Some wildly waved red banners or signs — prearranged codes for "guilty." That didn't prevent erroneous television news reports that the jury had found Stewart innocent of conspiracy.
Stewart had been forced to wait more than an hour for U.S. District Judge Miriam Goldman Cedarbaum (search) to arrive to read the verdict Friday.
Tension built in the courtroom as Stewart repeatedly checked her watch and twirled a pen in her fingers. The courtroom filled to standing-room-only with Stewart supporters, prosecutors, U.S. marshals, reporters and curiosity seekers.
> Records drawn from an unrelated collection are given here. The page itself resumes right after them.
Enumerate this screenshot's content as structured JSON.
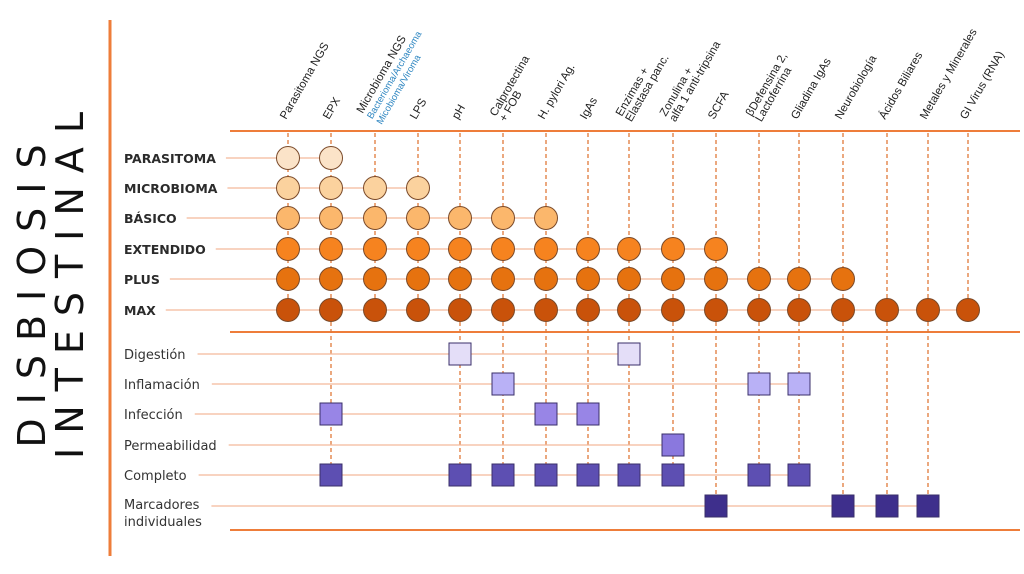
{
  "title": {
    "line1": "DISBIOSIS",
    "line2": "INTESTINAL"
  },
  "columns": [
    {
      "label": "Parasitoma NGS"
    },
    {
      "label": "EPX"
    },
    {
      "label": "Microbioma NGS",
      "sub1": "Bacterioma/Archaeoma",
      "sub2": "Micobioma/Viroma"
    },
    {
      "label": "LPS"
    },
    {
      "label": "pH"
    },
    {
      "label": "Calprotectina",
      "label2": "+ FOB"
    },
    {
      "label": "H. pylori Ag."
    },
    {
      "label": "IgAs"
    },
    {
      "label": "Enzimas +",
      "label2": "Elastasa panc."
    },
    {
      "label": "Zonulina +",
      "label2": "alfa 1 anti-tripsina"
    },
    {
      "label": "SCFA"
    },
    {
      "label": "βDefensina 2,",
      "label2": "Lactoferrina"
    },
    {
      "label": "Gliadina IgAs"
    },
    {
      "label": "Neurobiología"
    },
    {
      "label": "Ácidos Biliares"
    },
    {
      "label": "Metales y Minerales"
    },
    {
      "label": "GI Virus (RNA)"
    }
  ],
  "panels": [
    {
      "label": "PARASITOMA",
      "color": "#fbe3c8",
      "columns": [
        0,
        1
      ]
    },
    {
      "label": "MICROBIOMA",
      "color": "#fbd29e",
      "columns": [
        0,
        1,
        2,
        3
      ]
    },
    {
      "label": "BÁSICO",
      "color": "#fbb76c",
      "columns": [
        0,
        1,
        2,
        3,
        4,
        5,
        6
      ]
    },
    {
      "label": "EXTENDIDO",
      "color": "#f6831f",
      "columns": [
        0,
        1,
        2,
        3,
        4,
        5,
        6,
        7,
        8,
        9,
        10
      ]
    },
    {
      "label": "PLUS",
      "color": "#e6720f",
      "columns": [
        0,
        1,
        2,
        3,
        4,
        5,
        6,
        7,
        8,
        9,
        10,
        11,
        12,
        13
      ]
    },
    {
      "label": "MAX",
      "color": "#c9520a",
      "columns": [
        0,
        1,
        2,
        3,
        4,
        5,
        6,
        7,
        8,
        9,
        10,
        11,
        12,
        13,
        14,
        15,
        16
      ]
    }
  ],
  "profiles": [
    {
      "label": "Digestión",
      "color": "#e4def8",
      "columns": [
        4,
        8
      ]
    },
    {
      "label": "Inflamación",
      "color": "#b9b1f6",
      "columns": [
        5,
        11,
        12
      ]
    },
    {
      "label": "Infección",
      "color": "#9885e6",
      "columns": [
        1,
        6,
        7
      ]
    },
    {
      "label": "Permeabilidad",
      "color": "#8a78de",
      "columns": [
        9
      ]
    },
    {
      "label": "Completo",
      "color": "#5d4fb2",
      "columns": [
        1,
        4,
        5,
        6,
        7,
        8,
        9,
        11,
        12
      ]
    },
    {
      "label": "Marcadores",
      "label2": "individuales",
      "color": "#3e2f8c",
      "columns": [
        10,
        13,
        14,
        15
      ]
    }
  ],
  "accent": "#ee7d3a",
  "sub_color": "#2e86c1"
}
Cedarbaum's reading of the verdict took less than two minutes, the four pronouncements of "guilty" — for conspiracy, obstruction of justice and two counts of false statements — coming in rapid succession. Stewart's jaw appeared to tighten and her eyes widened slightly, but she otherwise kept her composure.
As reporters broke for the door, the judge admonished: "Please — this is a courtroom."
Stewart heard the judge set a June 17 sentencing date before she stood and was escorted out of the courtroom by lawyers and a bodyguard.
Her daughter, Alexis Stewart (search), was in tears.
Afterward, juror Chappell Hartridge said he was "a little bit surprised" that the defendant wasn't as emotional as her daughter.
"I expected a strong reaction," he said.
When Stewart left the courthouse, several dozen bystanders chanted "We love Martha." A few even hissed when U.S. Attorney David Kelley came out to appear before TV cameras.
College student Daniele Frazier wore a button with Stewart's picture and a T-shirt emblazoned with "Save Martha Stewart" for the occasion. She called Stewart a scapegoat.
"I think there are a lot of other people who deserve this before her," she said. "I think a lot of the stuff against her is because she's a woman and a celebrity."
Stewart rewarded her fans with a hint of a smile. Then, as she had each day of her trial, she disappeared into a sport utility vehicle and was driven away.